Still, the modern day foam and rubber design was introduced more than a decade later. In 1957, New Zealander Morris Yock patented the modern design of the shoe which was later marketed in that country as the “Jandal” for “Japanese Sandal”. Though there is an ongoing dispute between Yock’s heirs and those of another
inventor, John Cowie, there was simply no stopping the simple, basic, yet effective design of the modern day thong/flip flop/Jandal. Certainly, as the most inexpensive, casual and open-air footwear there is, its popularity in beach communities, where “no shoes, no shirts, no service” signs are as multitudinous as saltwater, seems to be never-ending.
Today, flip flops come in an enormous of styles aimed at both genders, from the most colorful and outlandish designs imaginable to styles so conservative they almost seem businesslike. There are even dressier flip-flops for women that created a stir some years back when some of the Women’s Lacrosse Team from Northwestern University wore them to the White House. Some found it an insult for the young women to wear such a casual footwear to the home of the U.S. President, but the women countered that they weren’t wearing ordinary flip-flops but dressy sandals that happened to have a thong design. In any case, those wishing to stem the tide of informality that has swept the U.S. over the last several decades are invariably swimming upstream.

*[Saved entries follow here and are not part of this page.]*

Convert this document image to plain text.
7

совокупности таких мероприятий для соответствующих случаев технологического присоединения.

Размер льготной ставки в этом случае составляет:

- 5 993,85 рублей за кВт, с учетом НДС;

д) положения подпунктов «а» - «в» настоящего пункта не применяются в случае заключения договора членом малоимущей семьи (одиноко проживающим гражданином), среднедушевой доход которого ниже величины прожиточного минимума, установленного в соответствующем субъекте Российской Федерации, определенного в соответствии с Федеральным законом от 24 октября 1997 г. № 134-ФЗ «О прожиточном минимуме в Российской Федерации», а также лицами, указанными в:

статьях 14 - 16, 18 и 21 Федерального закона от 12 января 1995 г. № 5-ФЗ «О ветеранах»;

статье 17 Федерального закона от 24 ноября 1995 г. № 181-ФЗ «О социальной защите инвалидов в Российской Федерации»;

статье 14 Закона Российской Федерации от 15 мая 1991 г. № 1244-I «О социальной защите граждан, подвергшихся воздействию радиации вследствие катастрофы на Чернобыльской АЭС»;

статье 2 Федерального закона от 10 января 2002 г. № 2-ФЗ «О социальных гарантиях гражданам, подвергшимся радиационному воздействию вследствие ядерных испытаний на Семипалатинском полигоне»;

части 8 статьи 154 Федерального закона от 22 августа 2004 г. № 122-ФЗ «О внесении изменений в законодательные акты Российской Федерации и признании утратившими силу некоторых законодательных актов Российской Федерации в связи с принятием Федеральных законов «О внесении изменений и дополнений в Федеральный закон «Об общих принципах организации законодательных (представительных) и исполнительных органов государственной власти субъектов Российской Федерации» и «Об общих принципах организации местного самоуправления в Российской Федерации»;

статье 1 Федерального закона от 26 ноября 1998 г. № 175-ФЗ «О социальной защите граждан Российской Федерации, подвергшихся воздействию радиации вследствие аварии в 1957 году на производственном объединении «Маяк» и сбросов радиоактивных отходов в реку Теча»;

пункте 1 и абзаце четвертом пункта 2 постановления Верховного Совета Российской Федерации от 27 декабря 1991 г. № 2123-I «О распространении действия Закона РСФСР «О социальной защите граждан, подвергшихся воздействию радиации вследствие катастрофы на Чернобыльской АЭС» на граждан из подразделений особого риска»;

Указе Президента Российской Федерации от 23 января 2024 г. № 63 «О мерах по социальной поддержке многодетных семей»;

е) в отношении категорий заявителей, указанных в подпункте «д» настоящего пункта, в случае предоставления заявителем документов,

While the President’s flip-flops were not cheap. There is little denying that the best part of these shoes is that they are consummately affordable. The bulk of flip-flops are worn for months at a time, rarely for years — though some folks have been known to keep them together with safety pins and Scotch tape, extending their cheapness well beyond the usual levels. In the end, however, people are looking for comfort and and cheap joy when they buy their flip-flops.